The original Obama narrative on the Benghazi attack, quickly proven to be false, was that the violence was caused by a spontaneous crowd protesting an anti-Islam YouTube video called “Innocence of Muslims.”

Lopez said the Obama administration’s “stubborn adherence to the false narrative of the YouTube film, ‘Innocence of Muslims,’ for so long after the 11 September 2012 attack on the Benghazi mission is inexplicable except in the context of a globally coordinated campaign through the OIC and U.S. Muslim Brotherhood affiliates to advance the anti-free speech agenda of U.N. Resolution 16/18.”

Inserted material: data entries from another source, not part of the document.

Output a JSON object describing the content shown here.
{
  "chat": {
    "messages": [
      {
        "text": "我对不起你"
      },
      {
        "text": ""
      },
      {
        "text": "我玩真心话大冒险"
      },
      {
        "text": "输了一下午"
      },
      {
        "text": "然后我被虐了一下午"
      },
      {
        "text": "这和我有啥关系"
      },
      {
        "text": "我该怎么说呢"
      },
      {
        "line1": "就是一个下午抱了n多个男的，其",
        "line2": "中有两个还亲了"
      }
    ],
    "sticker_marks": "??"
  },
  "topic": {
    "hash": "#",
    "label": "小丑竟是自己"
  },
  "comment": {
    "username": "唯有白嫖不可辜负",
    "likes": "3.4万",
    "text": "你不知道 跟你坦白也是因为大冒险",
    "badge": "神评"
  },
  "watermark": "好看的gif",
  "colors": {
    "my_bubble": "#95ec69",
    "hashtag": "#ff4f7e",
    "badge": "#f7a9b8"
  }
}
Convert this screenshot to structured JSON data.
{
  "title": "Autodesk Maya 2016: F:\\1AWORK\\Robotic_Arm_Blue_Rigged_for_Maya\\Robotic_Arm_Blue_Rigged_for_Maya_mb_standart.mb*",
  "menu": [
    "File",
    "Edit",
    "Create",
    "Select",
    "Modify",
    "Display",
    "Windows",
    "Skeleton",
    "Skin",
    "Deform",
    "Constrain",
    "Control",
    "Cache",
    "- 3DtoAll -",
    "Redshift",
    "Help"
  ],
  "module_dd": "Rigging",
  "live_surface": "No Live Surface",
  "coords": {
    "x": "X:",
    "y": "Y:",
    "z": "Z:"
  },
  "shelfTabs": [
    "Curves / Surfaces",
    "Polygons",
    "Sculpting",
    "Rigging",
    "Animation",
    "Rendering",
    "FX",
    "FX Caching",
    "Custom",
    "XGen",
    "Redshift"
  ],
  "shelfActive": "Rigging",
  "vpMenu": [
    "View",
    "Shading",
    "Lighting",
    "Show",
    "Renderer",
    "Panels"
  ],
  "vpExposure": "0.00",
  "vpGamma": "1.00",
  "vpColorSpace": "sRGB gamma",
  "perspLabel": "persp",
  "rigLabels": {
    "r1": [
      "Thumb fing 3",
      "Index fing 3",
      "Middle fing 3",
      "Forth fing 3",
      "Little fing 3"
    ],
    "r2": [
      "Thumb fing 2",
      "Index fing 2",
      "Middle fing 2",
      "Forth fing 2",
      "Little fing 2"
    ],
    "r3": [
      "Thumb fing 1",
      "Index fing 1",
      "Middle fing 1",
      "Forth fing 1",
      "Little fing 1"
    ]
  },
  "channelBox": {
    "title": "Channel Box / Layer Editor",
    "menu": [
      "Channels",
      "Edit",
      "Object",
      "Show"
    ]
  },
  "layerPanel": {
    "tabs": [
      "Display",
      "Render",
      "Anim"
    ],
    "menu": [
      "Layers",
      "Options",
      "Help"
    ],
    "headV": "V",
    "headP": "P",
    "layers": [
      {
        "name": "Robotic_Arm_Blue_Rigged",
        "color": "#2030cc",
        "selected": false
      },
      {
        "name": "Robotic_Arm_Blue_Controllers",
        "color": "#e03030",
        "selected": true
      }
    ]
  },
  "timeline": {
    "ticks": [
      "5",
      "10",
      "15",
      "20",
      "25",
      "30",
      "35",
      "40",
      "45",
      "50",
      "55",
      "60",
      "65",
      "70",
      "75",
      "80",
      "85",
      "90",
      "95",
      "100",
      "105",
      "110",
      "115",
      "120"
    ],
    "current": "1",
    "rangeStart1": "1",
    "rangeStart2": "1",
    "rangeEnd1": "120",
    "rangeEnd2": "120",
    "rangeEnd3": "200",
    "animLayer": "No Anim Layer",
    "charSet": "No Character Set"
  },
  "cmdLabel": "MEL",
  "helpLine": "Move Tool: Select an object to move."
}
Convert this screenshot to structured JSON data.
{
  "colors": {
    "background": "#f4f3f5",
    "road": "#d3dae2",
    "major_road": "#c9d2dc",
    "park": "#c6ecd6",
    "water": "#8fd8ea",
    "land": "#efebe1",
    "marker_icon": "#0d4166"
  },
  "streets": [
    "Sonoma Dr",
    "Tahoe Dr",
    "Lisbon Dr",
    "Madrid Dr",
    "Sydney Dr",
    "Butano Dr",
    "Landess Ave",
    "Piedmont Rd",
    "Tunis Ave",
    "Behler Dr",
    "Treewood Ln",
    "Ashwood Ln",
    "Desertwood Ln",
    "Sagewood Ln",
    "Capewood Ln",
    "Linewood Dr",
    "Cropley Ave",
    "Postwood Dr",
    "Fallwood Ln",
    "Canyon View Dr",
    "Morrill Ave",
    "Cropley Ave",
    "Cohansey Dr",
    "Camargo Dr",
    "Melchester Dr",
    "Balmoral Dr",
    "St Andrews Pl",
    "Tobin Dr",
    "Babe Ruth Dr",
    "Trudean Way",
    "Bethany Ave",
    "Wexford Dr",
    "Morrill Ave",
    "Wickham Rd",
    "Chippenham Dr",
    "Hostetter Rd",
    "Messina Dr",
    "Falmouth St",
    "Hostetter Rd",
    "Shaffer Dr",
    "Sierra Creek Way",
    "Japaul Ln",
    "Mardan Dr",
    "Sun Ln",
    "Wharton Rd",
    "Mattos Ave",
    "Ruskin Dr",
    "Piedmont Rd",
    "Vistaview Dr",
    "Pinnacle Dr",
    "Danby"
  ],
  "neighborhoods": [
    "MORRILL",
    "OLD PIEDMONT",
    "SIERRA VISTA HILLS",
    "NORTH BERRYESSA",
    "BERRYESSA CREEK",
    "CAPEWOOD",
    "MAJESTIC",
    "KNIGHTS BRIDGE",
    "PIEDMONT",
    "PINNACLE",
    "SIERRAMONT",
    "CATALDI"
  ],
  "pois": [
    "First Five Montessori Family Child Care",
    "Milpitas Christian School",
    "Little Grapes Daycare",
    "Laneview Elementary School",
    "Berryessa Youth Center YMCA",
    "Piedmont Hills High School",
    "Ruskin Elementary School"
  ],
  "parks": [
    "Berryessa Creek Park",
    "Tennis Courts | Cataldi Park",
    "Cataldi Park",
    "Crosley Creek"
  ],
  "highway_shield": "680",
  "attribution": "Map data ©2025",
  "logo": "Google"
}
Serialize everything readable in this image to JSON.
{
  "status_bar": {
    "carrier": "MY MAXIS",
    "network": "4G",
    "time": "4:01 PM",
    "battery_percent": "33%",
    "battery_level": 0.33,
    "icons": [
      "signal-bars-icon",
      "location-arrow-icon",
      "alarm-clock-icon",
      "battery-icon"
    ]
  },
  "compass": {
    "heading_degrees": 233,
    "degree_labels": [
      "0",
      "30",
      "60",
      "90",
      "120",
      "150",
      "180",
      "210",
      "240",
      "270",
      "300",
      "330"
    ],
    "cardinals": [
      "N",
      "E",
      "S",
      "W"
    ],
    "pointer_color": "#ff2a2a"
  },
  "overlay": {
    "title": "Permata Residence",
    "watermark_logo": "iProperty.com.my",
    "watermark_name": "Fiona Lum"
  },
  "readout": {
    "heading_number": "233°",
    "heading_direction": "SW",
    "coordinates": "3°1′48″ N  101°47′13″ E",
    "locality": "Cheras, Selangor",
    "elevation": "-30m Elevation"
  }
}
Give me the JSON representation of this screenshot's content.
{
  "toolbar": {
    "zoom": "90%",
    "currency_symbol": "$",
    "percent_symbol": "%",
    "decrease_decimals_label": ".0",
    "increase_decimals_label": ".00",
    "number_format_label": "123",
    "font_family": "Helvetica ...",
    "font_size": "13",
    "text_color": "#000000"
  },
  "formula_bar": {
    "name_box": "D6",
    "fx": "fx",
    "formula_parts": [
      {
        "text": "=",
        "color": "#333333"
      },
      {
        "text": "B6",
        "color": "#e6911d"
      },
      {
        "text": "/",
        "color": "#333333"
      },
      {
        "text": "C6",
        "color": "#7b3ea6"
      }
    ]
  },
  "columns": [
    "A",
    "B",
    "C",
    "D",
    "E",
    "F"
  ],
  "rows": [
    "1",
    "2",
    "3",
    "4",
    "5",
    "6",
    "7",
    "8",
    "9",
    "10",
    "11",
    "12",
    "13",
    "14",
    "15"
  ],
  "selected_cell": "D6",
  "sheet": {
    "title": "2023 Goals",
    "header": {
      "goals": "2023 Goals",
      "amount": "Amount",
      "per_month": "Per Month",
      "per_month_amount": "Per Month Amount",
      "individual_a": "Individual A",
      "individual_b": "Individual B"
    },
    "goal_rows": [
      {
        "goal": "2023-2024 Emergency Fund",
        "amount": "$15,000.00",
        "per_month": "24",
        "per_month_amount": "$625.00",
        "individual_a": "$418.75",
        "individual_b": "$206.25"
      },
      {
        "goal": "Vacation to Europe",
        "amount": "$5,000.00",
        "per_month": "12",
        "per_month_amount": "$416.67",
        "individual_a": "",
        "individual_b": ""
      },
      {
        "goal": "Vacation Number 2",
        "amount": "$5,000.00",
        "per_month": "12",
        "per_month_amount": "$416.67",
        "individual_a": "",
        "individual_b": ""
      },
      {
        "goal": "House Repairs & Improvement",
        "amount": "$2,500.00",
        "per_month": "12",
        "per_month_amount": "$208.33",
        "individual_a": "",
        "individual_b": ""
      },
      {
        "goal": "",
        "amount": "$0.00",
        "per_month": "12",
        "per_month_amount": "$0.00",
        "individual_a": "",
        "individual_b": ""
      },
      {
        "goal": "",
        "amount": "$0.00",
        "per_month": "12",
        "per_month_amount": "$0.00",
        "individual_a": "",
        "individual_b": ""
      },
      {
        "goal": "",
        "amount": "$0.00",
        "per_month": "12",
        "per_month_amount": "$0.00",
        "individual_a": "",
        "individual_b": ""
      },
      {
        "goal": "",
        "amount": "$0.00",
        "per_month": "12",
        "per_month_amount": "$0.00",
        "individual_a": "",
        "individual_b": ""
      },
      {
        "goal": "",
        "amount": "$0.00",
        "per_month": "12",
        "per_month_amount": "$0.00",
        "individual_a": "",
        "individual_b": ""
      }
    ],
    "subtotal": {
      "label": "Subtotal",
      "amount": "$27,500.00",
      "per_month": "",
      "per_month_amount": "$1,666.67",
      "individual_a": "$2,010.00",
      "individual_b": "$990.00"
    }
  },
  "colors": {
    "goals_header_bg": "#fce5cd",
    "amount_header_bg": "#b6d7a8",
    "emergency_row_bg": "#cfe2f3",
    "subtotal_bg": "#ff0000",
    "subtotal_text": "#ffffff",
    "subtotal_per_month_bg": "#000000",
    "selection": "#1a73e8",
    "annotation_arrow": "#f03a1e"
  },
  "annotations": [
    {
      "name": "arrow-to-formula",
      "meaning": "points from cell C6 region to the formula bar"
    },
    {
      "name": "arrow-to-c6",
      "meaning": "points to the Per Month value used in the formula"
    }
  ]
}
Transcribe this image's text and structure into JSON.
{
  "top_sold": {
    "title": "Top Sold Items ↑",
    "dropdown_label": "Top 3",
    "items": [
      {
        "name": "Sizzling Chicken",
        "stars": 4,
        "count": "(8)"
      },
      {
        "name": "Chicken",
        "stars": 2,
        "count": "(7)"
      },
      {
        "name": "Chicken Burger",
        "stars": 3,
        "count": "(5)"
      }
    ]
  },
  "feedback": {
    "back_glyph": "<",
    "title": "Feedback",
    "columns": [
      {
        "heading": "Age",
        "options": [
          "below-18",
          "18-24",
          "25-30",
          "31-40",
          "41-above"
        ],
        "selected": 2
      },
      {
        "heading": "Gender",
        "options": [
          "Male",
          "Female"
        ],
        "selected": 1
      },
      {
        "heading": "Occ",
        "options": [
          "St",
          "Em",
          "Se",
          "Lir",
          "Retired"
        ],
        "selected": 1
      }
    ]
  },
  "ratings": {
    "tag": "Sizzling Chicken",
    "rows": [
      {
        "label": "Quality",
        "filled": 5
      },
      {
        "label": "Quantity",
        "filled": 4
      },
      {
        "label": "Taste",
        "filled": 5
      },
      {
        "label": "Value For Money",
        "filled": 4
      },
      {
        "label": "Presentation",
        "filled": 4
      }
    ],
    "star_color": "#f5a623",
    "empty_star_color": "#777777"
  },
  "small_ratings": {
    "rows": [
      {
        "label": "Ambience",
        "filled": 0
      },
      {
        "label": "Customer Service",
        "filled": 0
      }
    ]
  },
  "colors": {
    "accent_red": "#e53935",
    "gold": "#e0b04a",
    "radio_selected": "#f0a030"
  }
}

Lopez said the administration’s aim not only is to support the passage of U.N. Resolution 16/18 but to attempt to move Middle East policy in a direction that favors jihadist states.

“Official U. S. policy now is to assist al-Qaida, the Muslim Brotherhood and other jihadists to overthrow what have been termed ‘unfaithful Arab/Muslim rulers’ who failed to enforce Islamic law (shariah) … and to replace them with jihadist Muslim Brotherhood leadership that has pledged its commitment to re-establishment of the Caliphate and strict implementation of Shariah,” she said.

Lopez said the change in policy is a consequence of infiltration of Islamist operatives in the United States government.

“It is likely that such drastic and detrimental changes to U.S. national security strategy can be attributed at least in part to the extensive infiltration of MB operatives as advisers and appointees within the Obama administration and throughout cabinet departments … and on down even to local law enforcement levels,” she said.

She said the OIC “is determined to work towards the criminalization of the criticism of Islam in U.S. law.”

While she said the First Amendment is posing a stumbling block, she believes the OIC and Obama will expand on existing law that possesses broad language allowing for various interpretations.

“One of the tactics they appear to be considering is seeking to expand upon already-existing U.S. law that prohibits ‘imminent incitement to violence’ to impose a so-called ‘test of consequences’ on speech by American citizens,” she said.

She elaborates on the strategy by clarifying that “while currently the law stipulates that the actual content of the speech must include an explicit incitement to violence, the ‘test of consequences’ would instead assign a post ipso facto charge of guilt against someone who neither spoke nor intended ‘imminent violence’ and perhaps spoke only truth – but whose speech was interpreted at some time and place in the world by someone as ‘offensive’ and who then used that entirely subjective feeling of ‘offense’ as an excuse to go out and commit violence.”

WND reported several months ago when a representative of Obama’s Department of Justice repeatedly refused to answer a question from a member of Congress about the agency’s dedication to freedom of speech.

During a hearing by the House Constitution subcommittee, headed by Rep. Trent Franks, R-Ariz., Tom Perez of the DOJ’s civil rights office was asked: “Will you tell us here today simply that this administration’s Department of Justice will never entertain or advance a proposal that criminalizes speech against any religion.”

Jay Sekulow of the American Center for Law and Justice has called the U.N. defamation resolution “nothing more than an effort to achieve special protections for Islam – a move to stifle religious speech.”

The Human Rights First organization contends the idea violates fundamental freedom of expression.

Tad Stahnke of Human Rights First said the concept is “unfortunate for both individuals at risk whose rights will surely be violated under the guise of prohibiting ‘defamation of religions,’ as well as for the standards of international norms on freedom of expression.”

See Franks’ questions:


A key supporter of the criminalization effort is Turkish Prime Minister Recep Tayyip Erodgan, who advocates punishment for those who insult religions or prophets.